Compared with the PGA prediction method proposed by Jozinovi 'c et al.50, Hsu et al.51 and Chiang et al.52, DLPGA has the following four advantages in the advancement of the algorithm: (1) DLPGA uses the initial 3–6 s waves as inputs, while the CNN model of Jozinovi´ c et al. requires at least initial 10 s waves as inputs; thus, DLPGA has better timeliness. (2) The DLPGA only uses initial vertical seismic waves, while Jozinovi 'c et al.50, Hsu et al.51 and Chiang et al.52 all use three-component initial seismic waves. The initial vertical seismic waves have a better signal-to-noise ratio than the two horizontal seismic waves and have more advantages in data quality. (3) DLPGA does not preprocess the input data, whereas Hsu et al. preprocess the input data in both the time domain and the frequency domain, which increases the algorithm implementation difficulty as well as the risk of input data distortion. (4) DLPGA directly outputs PGA in the form of regression calculations, and Chiang et al.52 are only able to predict whether the PGA exceeded a preset threshold.

Although the DLPGA shows good prediction results, there are still some problems with the DLPGA, which need to be improved in subsequent studies.

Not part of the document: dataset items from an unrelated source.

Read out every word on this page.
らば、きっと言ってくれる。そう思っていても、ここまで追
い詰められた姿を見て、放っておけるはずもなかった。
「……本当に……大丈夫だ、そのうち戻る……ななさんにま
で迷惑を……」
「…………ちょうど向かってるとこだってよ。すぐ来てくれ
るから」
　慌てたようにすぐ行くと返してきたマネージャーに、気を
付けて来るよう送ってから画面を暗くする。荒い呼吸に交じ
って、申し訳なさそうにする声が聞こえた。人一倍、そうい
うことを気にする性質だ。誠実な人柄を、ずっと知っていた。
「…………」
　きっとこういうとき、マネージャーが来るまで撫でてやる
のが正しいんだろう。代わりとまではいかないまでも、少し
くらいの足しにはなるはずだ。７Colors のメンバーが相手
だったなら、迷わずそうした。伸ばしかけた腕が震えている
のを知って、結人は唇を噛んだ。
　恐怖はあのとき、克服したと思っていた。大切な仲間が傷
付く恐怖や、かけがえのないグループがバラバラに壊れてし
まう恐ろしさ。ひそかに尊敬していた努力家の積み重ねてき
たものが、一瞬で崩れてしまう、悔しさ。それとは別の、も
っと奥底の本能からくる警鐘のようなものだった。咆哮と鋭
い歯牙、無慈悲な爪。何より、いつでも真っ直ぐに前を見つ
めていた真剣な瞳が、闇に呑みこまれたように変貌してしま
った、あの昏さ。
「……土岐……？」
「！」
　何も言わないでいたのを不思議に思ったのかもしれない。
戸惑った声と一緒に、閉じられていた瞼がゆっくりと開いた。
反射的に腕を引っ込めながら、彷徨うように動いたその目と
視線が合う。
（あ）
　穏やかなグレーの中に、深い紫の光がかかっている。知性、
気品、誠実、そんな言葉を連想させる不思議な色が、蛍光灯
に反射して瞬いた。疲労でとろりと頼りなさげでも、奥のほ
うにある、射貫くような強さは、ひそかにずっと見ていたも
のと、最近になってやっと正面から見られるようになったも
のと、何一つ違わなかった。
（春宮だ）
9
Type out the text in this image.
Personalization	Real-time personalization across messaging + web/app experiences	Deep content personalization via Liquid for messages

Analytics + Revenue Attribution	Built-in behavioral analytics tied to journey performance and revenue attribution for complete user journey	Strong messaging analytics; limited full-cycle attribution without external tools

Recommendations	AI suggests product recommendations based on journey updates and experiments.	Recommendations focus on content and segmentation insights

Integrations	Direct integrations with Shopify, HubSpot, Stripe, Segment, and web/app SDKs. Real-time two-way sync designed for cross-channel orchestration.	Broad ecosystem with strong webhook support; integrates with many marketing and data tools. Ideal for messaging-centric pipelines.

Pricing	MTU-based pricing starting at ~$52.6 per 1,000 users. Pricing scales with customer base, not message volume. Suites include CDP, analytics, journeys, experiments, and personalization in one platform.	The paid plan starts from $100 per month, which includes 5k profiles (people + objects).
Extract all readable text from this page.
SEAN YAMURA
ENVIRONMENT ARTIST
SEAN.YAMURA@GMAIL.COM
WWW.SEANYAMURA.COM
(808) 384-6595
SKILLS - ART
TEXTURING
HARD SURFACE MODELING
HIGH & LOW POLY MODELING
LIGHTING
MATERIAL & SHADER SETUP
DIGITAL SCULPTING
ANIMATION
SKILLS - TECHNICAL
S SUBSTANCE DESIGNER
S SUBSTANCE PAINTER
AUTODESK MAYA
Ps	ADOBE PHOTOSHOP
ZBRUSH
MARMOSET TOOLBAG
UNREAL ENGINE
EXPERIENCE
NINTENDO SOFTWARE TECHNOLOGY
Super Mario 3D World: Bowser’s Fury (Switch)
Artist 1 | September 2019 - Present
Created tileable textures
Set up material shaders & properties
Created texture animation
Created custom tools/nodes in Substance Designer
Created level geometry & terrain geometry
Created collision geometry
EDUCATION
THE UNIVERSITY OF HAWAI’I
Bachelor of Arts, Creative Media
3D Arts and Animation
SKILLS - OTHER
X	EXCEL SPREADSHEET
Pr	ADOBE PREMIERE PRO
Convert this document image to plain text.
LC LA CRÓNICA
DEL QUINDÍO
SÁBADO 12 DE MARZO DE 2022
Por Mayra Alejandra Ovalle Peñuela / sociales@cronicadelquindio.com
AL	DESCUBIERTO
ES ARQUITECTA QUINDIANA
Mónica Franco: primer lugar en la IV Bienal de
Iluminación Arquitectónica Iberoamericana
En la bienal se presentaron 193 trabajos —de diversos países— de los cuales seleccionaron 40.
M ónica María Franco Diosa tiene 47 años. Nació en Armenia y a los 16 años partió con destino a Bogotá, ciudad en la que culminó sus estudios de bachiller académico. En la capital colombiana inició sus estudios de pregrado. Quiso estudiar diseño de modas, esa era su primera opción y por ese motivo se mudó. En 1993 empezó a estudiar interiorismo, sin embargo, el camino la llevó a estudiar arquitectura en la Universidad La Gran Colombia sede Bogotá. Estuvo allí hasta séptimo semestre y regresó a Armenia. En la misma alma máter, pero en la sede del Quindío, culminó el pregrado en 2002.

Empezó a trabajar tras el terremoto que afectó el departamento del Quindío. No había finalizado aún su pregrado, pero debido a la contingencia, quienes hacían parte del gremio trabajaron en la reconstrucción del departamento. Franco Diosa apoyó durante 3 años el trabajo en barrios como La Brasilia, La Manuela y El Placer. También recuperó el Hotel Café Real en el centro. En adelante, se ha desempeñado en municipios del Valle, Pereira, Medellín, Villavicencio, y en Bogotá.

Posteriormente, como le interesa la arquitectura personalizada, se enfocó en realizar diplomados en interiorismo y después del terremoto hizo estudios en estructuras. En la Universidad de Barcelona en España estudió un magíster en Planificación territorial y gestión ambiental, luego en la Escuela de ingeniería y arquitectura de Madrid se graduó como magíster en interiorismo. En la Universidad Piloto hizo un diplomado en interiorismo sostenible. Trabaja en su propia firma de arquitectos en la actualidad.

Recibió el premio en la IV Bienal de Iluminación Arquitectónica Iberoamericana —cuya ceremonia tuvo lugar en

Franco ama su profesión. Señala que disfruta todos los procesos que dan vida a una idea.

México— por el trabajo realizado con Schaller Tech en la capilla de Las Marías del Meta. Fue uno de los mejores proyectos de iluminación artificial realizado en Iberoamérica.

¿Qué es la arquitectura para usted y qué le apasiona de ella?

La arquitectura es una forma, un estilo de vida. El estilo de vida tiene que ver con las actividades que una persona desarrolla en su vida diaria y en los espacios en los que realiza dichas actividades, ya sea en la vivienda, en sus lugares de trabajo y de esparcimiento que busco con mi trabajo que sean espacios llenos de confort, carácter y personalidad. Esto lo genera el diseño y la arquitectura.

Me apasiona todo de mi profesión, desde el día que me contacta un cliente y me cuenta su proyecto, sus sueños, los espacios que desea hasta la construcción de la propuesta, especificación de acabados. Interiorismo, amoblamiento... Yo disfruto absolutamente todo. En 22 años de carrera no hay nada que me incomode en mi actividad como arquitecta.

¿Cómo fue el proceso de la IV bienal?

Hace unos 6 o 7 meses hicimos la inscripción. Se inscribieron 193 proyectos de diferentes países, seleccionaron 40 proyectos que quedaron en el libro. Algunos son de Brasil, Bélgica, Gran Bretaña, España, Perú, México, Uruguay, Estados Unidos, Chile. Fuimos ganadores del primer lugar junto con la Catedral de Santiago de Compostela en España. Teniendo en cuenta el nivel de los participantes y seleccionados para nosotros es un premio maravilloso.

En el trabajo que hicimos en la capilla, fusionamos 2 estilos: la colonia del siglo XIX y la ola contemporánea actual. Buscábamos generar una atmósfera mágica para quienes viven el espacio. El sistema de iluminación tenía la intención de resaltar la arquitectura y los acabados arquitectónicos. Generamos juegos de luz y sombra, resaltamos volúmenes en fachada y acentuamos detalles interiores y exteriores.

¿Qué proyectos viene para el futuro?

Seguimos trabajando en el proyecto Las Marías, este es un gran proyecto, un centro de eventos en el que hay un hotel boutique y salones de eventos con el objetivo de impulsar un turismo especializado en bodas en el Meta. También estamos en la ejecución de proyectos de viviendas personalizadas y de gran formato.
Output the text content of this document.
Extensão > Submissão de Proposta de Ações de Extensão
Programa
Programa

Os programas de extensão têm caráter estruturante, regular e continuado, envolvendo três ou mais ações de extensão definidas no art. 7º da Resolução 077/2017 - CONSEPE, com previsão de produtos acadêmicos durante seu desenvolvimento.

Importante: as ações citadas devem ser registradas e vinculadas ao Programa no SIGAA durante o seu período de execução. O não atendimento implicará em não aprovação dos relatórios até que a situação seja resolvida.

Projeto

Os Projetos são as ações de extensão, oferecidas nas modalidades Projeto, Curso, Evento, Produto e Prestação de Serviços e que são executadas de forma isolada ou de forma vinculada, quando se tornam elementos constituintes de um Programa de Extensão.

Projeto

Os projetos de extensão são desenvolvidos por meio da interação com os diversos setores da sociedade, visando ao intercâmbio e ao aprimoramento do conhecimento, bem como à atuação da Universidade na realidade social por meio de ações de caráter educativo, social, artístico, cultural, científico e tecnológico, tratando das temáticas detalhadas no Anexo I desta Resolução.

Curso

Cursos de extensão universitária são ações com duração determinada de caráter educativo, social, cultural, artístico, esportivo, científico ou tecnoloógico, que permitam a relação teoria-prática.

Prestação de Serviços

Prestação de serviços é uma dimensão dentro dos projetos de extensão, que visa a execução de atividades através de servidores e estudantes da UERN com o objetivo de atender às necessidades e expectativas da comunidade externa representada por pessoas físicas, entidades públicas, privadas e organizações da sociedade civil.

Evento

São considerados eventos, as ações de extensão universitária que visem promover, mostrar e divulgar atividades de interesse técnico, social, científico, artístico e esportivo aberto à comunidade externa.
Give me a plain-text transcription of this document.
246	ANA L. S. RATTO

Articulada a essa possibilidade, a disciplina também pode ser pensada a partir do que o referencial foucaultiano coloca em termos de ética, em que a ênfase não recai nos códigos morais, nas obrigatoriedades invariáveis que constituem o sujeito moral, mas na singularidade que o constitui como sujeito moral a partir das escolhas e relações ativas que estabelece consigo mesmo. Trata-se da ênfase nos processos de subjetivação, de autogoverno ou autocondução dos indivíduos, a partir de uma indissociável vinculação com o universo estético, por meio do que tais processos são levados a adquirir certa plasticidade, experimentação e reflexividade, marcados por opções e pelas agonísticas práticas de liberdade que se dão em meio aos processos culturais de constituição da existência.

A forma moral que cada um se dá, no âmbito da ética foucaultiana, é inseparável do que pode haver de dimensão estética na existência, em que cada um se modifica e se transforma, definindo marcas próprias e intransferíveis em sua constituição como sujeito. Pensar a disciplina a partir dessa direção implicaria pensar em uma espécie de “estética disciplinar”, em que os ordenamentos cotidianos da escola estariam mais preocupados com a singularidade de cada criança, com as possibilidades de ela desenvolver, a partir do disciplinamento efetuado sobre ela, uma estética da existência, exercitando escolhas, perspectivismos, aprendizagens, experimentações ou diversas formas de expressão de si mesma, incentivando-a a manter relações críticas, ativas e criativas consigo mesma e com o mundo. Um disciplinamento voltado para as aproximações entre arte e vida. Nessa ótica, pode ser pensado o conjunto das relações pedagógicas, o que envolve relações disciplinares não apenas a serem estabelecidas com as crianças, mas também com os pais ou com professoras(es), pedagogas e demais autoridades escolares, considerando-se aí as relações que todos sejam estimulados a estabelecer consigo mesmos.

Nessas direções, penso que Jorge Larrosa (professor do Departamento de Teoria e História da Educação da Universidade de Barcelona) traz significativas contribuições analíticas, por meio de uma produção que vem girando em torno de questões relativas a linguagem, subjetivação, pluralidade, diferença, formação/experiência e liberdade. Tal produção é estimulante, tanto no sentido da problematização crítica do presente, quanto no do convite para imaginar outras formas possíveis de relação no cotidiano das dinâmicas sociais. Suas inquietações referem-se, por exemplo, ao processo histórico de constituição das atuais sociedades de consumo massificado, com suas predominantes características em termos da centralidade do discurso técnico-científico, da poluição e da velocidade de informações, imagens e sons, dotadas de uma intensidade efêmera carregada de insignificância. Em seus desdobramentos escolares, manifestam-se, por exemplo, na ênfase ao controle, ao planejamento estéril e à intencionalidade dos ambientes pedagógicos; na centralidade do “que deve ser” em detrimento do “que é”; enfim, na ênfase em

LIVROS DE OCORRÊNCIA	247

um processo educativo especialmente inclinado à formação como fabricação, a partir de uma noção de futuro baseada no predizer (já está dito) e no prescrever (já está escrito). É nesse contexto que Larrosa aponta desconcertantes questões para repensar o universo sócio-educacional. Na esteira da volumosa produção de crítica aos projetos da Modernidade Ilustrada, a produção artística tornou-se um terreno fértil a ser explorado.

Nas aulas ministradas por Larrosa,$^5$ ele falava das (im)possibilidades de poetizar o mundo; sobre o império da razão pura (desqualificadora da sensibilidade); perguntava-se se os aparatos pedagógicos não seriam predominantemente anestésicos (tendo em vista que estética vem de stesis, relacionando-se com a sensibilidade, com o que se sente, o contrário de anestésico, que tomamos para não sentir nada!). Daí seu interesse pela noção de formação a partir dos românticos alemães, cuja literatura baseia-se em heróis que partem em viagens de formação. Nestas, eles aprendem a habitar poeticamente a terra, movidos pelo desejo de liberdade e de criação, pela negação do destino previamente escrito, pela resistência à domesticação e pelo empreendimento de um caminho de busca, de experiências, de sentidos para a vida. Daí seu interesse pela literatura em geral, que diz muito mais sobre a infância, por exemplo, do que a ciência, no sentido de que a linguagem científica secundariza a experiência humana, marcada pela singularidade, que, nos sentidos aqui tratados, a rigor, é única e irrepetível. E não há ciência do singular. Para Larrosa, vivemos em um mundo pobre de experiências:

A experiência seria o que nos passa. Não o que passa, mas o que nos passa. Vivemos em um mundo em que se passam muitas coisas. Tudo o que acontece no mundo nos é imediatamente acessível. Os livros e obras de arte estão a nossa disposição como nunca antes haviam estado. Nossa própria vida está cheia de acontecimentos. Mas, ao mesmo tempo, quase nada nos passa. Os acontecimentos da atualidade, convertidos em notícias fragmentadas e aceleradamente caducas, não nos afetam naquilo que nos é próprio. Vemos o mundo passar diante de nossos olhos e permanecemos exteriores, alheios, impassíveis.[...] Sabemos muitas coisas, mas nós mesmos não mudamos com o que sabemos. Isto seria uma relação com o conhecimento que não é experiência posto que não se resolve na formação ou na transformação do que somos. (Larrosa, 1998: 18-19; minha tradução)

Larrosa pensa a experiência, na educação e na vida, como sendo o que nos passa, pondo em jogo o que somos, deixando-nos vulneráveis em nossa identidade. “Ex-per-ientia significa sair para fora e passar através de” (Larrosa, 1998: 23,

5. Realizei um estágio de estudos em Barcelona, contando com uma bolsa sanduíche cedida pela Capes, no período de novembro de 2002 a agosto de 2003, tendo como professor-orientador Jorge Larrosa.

First, the PGA predicted by DLPGA has a certain degree of "underestimation of large values", which can lead to the identification of destructive earthquakes as nondestructive earthquakes. Although increasing the duration of the initial wave can improve the underestimation of large values, it will reduce the timeliness of EEW. Second, the number of seismic records with larger PGAs in the training dataset is much less than that with smaller PGAs, and the impact of data imbalance on prediction performance is unknown. Furthermore, in addition to the influence of magnitude, distance and Vs30 on the DLPGA prediction results, more complex source and site factors, such as fault rupture, soil layer and topography of the site, need to be further studied. Finally, DLPGA is implemented based on a standard CNN model, and it is necessary to optimize DLPGA in terms of the model design by adopting other strategies (e.g., the attention mechanism) to improve the prediction accuracy of PGA.

Conclusions

We propose a PGA prediction method, DLPGA, based on CNN in deep learning. DLPGA realizes end-to-end prediction of PGA using vertical initial seismic waves as input and PGA as output. DLPGA avoids the subjectivity and one-sidedness of human-selected feature parameters by automatically extracting features from initial seismic waves. The effectiveness of DLPGA in predicting PGA is tested using Japanese seismic records, and the generalization ability of DLPGA is tested using Chilean seismic records. For initial 3–6 s seismic waves, DLPGA predicts PGA with better accuracy and timeliness than the widely used Pd. The DLPGA has a better generalization ability than Pd, and the DLPGA is able to discriminate ground motion damage faster and more accurately. This indicates that the DLPGA can replace Pd to predict PGA for on-site EEW, achieving more reliable discrimination of ground motion destructiveness.